Broadcast and online licensing revenue
Broadcast and online licensing collections reduced only by 3.8% in 2020 to £82.3 million, despite the challenges arising from the impact of COVID-19 on commercial radio. PPL’s television broadcast revenue grew during the year as a result of existing multi-year deals with broadcasters such as the BBC, Sky, and ITV. PPL’s commercial radio income fell across 2020 as the fees it receives are based on a percentage of each station’s advertising revenue, which were impacted by COVID-19.
Public performance and dubbing revenue
Public performance and dubbing income declined by 42.2% to £57.5 million (from £99.6 million in 2019) as a direct result of the pandemic. PPL and PPL PRS Ltd worked with licensees and their trade bodies to help those facing financial difficulties.
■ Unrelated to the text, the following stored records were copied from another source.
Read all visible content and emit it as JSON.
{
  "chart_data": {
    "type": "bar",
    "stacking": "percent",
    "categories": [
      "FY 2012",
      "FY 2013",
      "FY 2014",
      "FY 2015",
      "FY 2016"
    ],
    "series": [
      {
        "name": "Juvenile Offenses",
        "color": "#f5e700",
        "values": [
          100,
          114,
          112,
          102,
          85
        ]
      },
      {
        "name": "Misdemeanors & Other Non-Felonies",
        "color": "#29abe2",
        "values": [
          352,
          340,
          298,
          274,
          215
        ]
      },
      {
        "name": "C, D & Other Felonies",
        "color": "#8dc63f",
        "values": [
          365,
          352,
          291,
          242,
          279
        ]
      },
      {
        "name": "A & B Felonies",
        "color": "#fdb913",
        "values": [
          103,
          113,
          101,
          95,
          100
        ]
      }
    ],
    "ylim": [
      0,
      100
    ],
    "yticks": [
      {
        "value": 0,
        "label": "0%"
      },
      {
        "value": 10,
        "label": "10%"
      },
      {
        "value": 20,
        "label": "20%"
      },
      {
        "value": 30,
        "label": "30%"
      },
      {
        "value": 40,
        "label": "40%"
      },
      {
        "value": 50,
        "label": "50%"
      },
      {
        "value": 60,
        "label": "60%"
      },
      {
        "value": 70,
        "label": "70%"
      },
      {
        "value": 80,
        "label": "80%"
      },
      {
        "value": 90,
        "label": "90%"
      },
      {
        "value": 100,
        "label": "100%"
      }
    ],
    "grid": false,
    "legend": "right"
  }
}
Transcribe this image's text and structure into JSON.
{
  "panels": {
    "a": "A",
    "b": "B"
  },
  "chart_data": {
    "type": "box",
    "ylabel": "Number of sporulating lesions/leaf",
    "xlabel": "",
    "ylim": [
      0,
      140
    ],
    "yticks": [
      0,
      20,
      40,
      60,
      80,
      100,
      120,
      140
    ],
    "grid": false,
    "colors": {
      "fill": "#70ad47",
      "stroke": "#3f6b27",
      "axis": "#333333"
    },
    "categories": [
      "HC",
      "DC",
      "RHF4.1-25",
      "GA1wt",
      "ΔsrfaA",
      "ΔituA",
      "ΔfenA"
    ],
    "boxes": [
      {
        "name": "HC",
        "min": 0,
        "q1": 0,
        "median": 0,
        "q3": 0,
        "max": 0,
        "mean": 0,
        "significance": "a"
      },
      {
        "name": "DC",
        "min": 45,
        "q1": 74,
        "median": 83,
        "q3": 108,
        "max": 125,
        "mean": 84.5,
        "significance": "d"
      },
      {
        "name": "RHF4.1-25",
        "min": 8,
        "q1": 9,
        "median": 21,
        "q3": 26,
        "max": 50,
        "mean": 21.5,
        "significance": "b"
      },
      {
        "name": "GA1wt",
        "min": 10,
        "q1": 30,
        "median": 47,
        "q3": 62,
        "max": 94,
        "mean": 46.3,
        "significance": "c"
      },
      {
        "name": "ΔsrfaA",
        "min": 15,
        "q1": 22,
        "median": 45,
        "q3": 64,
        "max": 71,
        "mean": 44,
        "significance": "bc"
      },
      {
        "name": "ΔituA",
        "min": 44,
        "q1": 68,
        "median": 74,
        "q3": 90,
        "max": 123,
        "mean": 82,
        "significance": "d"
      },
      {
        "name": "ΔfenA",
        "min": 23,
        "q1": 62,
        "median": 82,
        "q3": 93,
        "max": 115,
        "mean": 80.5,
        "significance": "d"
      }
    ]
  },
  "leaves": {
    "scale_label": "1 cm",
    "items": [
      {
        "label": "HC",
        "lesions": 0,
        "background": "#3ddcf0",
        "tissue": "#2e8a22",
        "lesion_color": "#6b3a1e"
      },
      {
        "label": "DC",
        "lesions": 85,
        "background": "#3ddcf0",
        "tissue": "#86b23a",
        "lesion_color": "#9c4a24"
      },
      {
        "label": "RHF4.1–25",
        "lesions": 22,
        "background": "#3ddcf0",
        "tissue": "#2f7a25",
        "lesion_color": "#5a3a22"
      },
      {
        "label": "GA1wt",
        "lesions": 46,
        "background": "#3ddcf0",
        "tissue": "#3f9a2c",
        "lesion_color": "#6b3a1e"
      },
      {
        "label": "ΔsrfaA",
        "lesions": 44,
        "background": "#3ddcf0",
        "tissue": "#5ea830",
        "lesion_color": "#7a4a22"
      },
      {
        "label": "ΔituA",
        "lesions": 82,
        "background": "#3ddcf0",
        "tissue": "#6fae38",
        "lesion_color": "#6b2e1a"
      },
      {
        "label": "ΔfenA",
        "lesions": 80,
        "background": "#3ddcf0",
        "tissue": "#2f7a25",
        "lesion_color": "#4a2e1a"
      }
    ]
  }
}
Support included not charging fees for periods when premises were closed, temporarily changing payment policies to allow for deferred payments, and suspending late payment charges.
PPL also distributed a record £260.2 million in 2020 (up by 15.2% from £225.8 million in 2019), with more than 135,000 performers and recording rightsholders, either as members of PPL, VPL or another music licensing company, receiving at least one payment – another record amount and a 13% increase on 2019’s figure of 119,000.
Hardship Fund support
To further support musicians, freelancers, music managers, live events staff and other music professionals whose livelihoods were severely impacted by the pandemic, PPL contributed £1.4 million to a number of hardship funds in 2020. These included those run by AIM, BPI, Help Musicians, the Music Managers Forum, the Musicians’ Union and Stagehand. This continued into 2021, when PPL provided further support to the Music Managers Forum and Stagehand hardship funds.
Peter Leathem, Chief Executive Officer of PPL, said:
“The past year was one of the most challenging in PPL’s history with COVID-19 having a significant impact on our income. Despite these difficulties, I am proud of how the company rallied to support performers and recording rightsholders, as well as the wider music industry. It is a sign of the underlying strength of PPL and its staff that our business operated as near to normal during this time, paying out over £260 million to over 135,000 performers and recording rightsholders, collecting the third highest annual total ever, and contributing £1.4 million to industry hardship funds.
“In the short-term, as COVID-19 restrictions further ease in the UK, we expect our domestic revenues will begin to recover this year, although we are not yet expecting a return to pre-COVID levels. Our international revenues may be impacted over a longer period of time because of the pandemic, although to what extent will vary from territory to territory. Over the longer term, we remain very positive about this sector’s growth prospects and the income it will create for our members. Between 2009 and 2019, PPL’s annual revenue more than doubled, from £129.6 million to £271.8 million, and we are confident the sector will continue to grow strongly once we have moved beyond the impact of COVID-19.